Aku mulai mencari informasi bagaimana keadaan ayahku. Aku meminta tolong kepada polisi yang sangat baik kepada ku untuk mencari tahu bagaimana keadaan ayah ku di kampung. Tak pernah aku berhenti berharap polisi itu membawa kabar baik untuk ku dan membawa ayahku untuk menjenguk ku. Hatiku mulai bergetar ketika aku melihat raut wajah polisi itu yang seolah penuh dengan kekecewaan. Dan dia pun segera menghampiriku.
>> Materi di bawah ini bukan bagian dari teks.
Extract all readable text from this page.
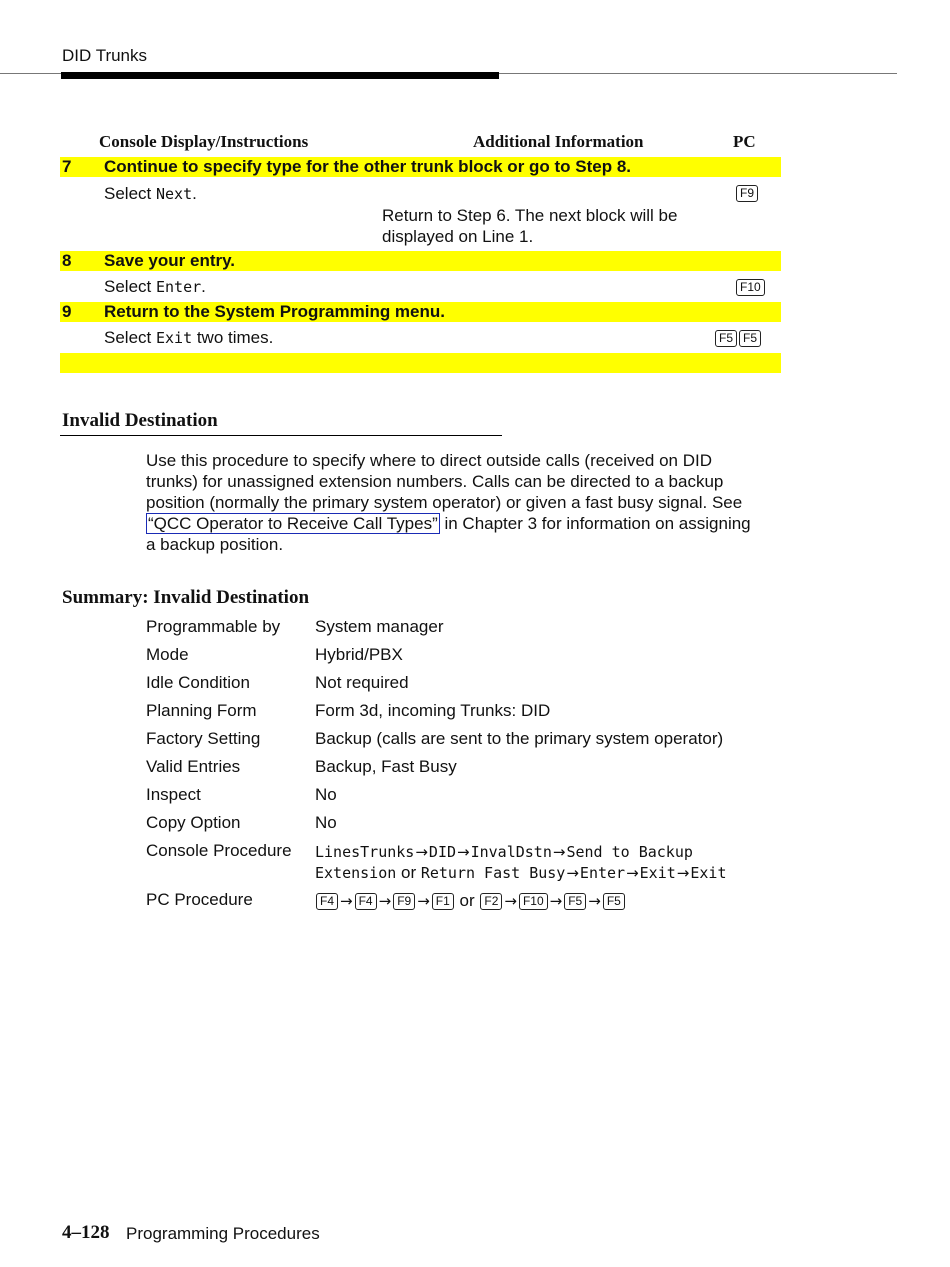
DID Trunks
Console Display/Instructions	Additional Information	PC
7 Continue to specify type for the other trunk block or go to Step 8.
Select Next.	F9
Return to Step 6. The next block will be
displayed on Line 1.
8 Save your entry.
Select Enter.	F10
9 Return to the System Programming menu.
Select Exit two times.	F5 F5
Invalid Destination
Use this procedure to specify where to direct outside calls (received on DID
trunks) for unassigned extension numbers. Calls can be directed to a backup
position (normally the primary system operator) or given a fast busy signal. See
“QCC Operator to Receive Call Types” in Chapter 3 for information on assigning
a backup position.
Summary: Invalid Destination
Programmable by System manager
Mode	Hybrid/PBX
Idle Condition	Not required
Planning Form	Form 3d, incoming Trunks: DID
Factory Setting	Backup (calls are sent to the primary system operator)
Valid Entries	Backup, Fast Busy
Inspect	No
Copy Option	No
Console Procedure LinesTrunks→DID→InvalDstn→Send to Backup
Extension or Return Fast Busy→Enter→Exit→Exit
PC Procedure	F4 → F4 → F9 → F1 or F2 → F10 → F5 → F5
4–128 Programming Procedures
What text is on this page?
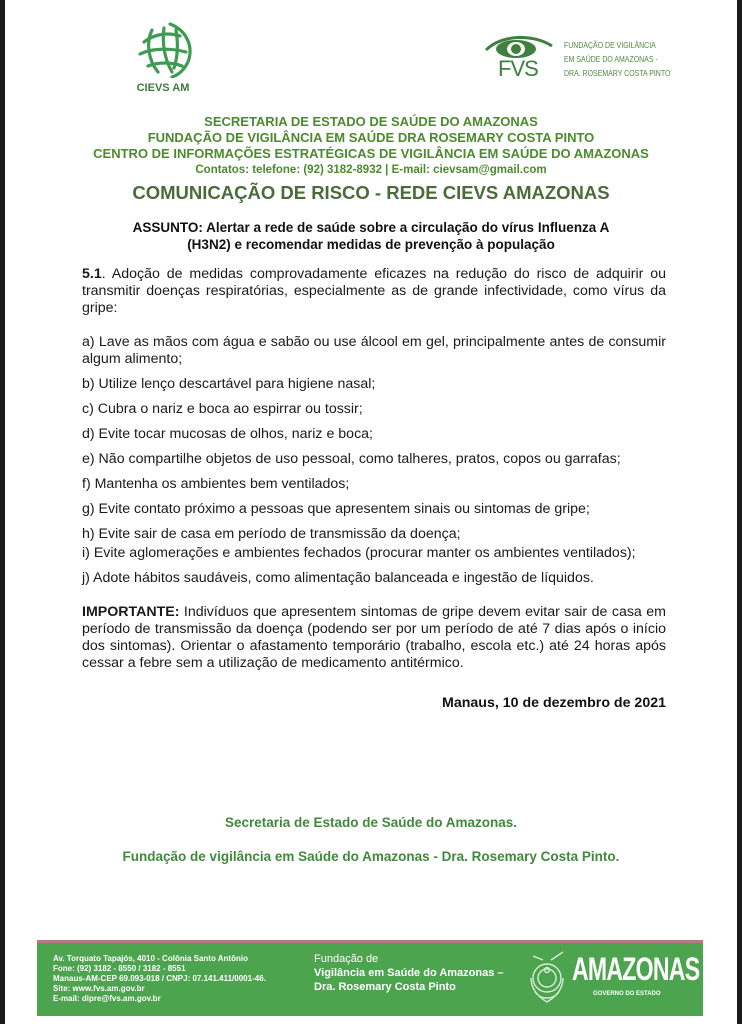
CIEVS AM
FVS
FUNDAÇÃO DE VIGILÂNCIA
EM SAÚDE DO AMAZONAS -
DRA. ROSEMARY COSTA PINTO
SECRETARIA DE ESTADO DE SAÚDE DO AMAZONAS
FUNDAÇÃO DE VIGILÂNCIA EM SAÚDE DRA ROSEMARY COSTA PINTO
CENTRO DE INFORMAÇÕES ESTRATÉGICAS DE VIGILÂNCIA EM SAÚDE DO AMAZONAS
Contatos: telefone: (92) 3182-8932 | E-mail: cievsam@gmail.com
COMUNICAÇÃO DE RISCO - REDE CIEVS AMAZONAS
ASSUNTO: Alertar a rede de saúde sobre a circulação do vírus Influenza A
(H3N2) e recomendar medidas de prevenção à população
5.1. Adoção de medidas comprovadamente eficazes na redução do risco de adquirir ou transmitir doenças respiratórias, especialmente as de grande infectividade, como vírus da gripe:
a) Lave as mãos com água e sabão ou use álcool em gel, principalmente antes de consumir algum alimento;
b) Utilize lenço descartável para higiene nasal;
c) Cubra o nariz e boca ao espirrar ou tossir;
d) Evite tocar mucosas de olhos, nariz e boca;
e) Não compartilhe objetos de uso pessoal, como talheres, pratos, copos ou garrafas;
f) Mantenha os ambientes bem ventilados;
g) Evite contato próximo a pessoas que apresentem sinais ou sintomas de gripe;
h) Evite sair de casa em período de transmissão da doença;
i) Evite aglomerações e ambientes fechados (procurar manter os ambientes ventilados);
j) Adote hábitos saudáveis, como alimentação balanceada e ingestão de líquidos.
IMPORTANTE: Indivíduos que apresentem sintomas de gripe devem evitar sair de casa em período de transmissão da doença (podendo ser por um período de até 7 dias após o início dos sintomas). Orientar o afastamento temporário (trabalho, escola etc.) até 24 horas após cessar a febre sem a utilização de medicamento antitérmico.
Manaus, 10 de dezembro de 2021
Secretaria de Estado de Saúde do Amazonas.
Fundação de vigilância em Saúde do Amazonas - Dra. Rosemary Costa Pinto.
Av. Torquato Tapajós, 4010 - Colônia Santo Antônio
Fone: (92) 3182 - 8550 / 3182 - 8551
Manaus-AM-CEP 69.093-018 / CNPJ: 07.141.411/0001-46.
Site: www.fvs.am.gov.br
E-mail: dipre@fvs.am.gov.br
Fundação de
Vigilância em Saúde do Amazonas –
Dra. Rosemary Costa Pinto	AMAZONAS
GOVERNO DO ESTADO
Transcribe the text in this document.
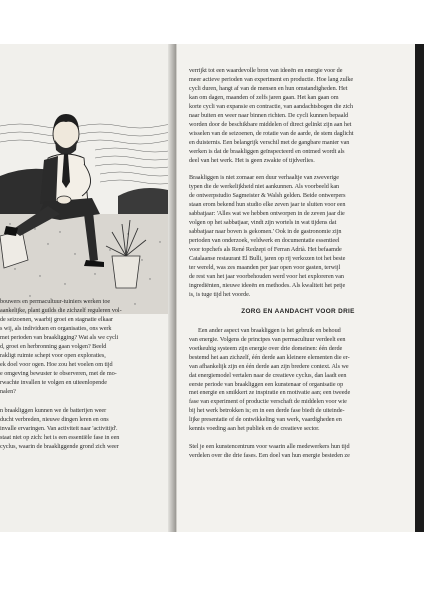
bouwers en permacultuur-tuiniers werken toe

aankelijke, plant guilds die zichzelf reguleren vol-

de seizoenen, waarbij groei en stagnatie elkaar

s wij, als individuen en organisaties, ons werk

met perioden van braakligging? Wat als we cycli

d, groei en herbronning gaan volgen? Beeld

rakligt ruimte schept voor open exploraties,

ek doel voor ogen. Hoe zou het voelen om tijd

e omgeving bewuster te observeren, met de mo-

rwachte invallen te volgen en uiteenlopende

nalen?

n braakliggen kunnen we de batterijen weer

ducht verbreden, nieuwe dingen leren en ons

invalle ervaringen. Van activiteit naar 'activitijd'.

staat niet op zich: het is een essentiële fase in een

cyclus, waarin de braakliggende grond zich weer

verrijkt tot een waardevolle bron van ideeën en energie voor de

meer actieve perioden van experiment en productie. Hoe lang zulke

cycli duren, hangt af van de mensen en hun omstandigheden. Het

kan om dagen, maanden of zelfs jaren gaan. Het kan gaan om

korte cycli van expansie en contractie, van aandachtsbogen die zich

naar buiten en weer naar binnen richten. De cycli kunnen bepaald

worden door de beschikbare middelen of direct gelinkt zijn aan het

wisselen van de seizoenen, de rotatie van de aarde, de stem daglicht

en duisternis. Een belangrijk verschil met de gangbare manier van

werken is dat de braakliggen geïnspecteerd en ontmed wordt als

deel van het werk. Het is geen zwakte of tijdverlies.

Braakliggen is niet zomaar een duur verhaaltje van zweverige

typen die de werkelijkheid niet aankunnen. Als voorbeeld kan

de ontwerpstudio Sagmeister & Walsh gelden. Beide ontwerpers

staan erom bekend hun studio elke zeven jaar te sluiten voor een

sabbatjaar: 'Alles wat we hebben ontworpen in de zeven jaar die

volgen op het sabbatjaar, vindt zijn wortels in wat tijdens dat

sabbatjaar naar boven is gekomen.' Ook in de gastronomie zijn

perioden van onderzoek, veldwerk en documentatie essentieel

voor topchefs als René Redzepi of Ferran Adrià. Het befaamde

Catalaanse restaurant El Bulli, jaren op rij verkozen tot het beste

ter wereld, was zes maanden per jaar open voor gasten, terwijl

de rest van het jaar voorbehouden werd voor het exploreren van

ingrediënten, nieuwe ideeën en methodes. Als kwaliteit het petje

is, is tuge tijd het voorde.

ZORG EN AANDACHT VOOR DRIE

Een ander aspect van braakliggen is het gebruik en behoud

van energie. Volgens de principes van permacultuur verdeelt een

voetkeuhig systeem zijn energie over drie domeinen: één derde

bestemd het aan zichzelf, één derde aan kleinere elementen die er-

van afhankelijk zijn en één derde aan zijn bredere context. Als we

dat energiemodel vertalen naar de creatieve cyclus, dan laadt een

eerste periode van braakliggen een kunstenaar of organisatie op

met energie en smikkert ze inspiratie en motivatie aan; een tweede

fase van experiment of productie verschaft de middelen voor wie

bij het werk betrokken is; en in een derde fase biedt de uiteinde-

lijke presentatie of de ontwikkeling van werk, vaardigheden en

kennis voeding aan het publiek en de creatieve sector.

Stel je een kunstencentrum voor waarin alle medewerkers hun tijd

verdelen over die drie fases. Een doel van hun energie besteden ze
“Mudah-mudahan kamu siap menerima kenyataan yang harus kau hadapi wahai anak muda” kata polisi itu penuh dengan hati-hati. “Kenapa pak. katakan saja apa yang ingin kau katakan apapun kabar yang kau bawa insyaAlloh aku dapat menerimanya, karena aku yakin apa pun kabar mengenai ayah ku itulah takdir yang telah Allah tuliskan”. Jawab sang anak muda penuh dengan kerelaan. “Baiklah nak, sebenarnya ayahmu sudah tiada sejak delapan bulan yang lalu.” Info sang polisi itu. Aku tak dapat menjawab apapun lagi seolah dia berusaha untuk ikhlas menerima kepergian ayahnya. Namun penyesalan yang tak terhingga pun telah dia rasakan. Karena dia tak dapat membalas semua kebaikan ayahnya itu. Justru dia suguhkan hal-hal yang tidak menyenangkan untuk ayahnya.

Namun aku tak akan pernah putus asa aku akan menunjukkan kepada ayahku, ibukku, adikku, guru-guruku, dan sahabat –sahabat aku ketika aku SD. Dengan adanya aku di penjara aku akan mulai menata hidupku untuk ke depannya terutama untuk bekal ku di akhirat.

Sekarang kehidupannku mulai kembali tertata. Sampai akhirnya aku keluar dari penjara karena sikap baik ku yang telah aku tunjukkan kepada polisi. Bukan hanya itu kini aku sudah punya pekerjaan yaitu menjadi guru privat agama di lingkungan ku. Kehidupan ku kembali terarah ke arah yang lebih baik.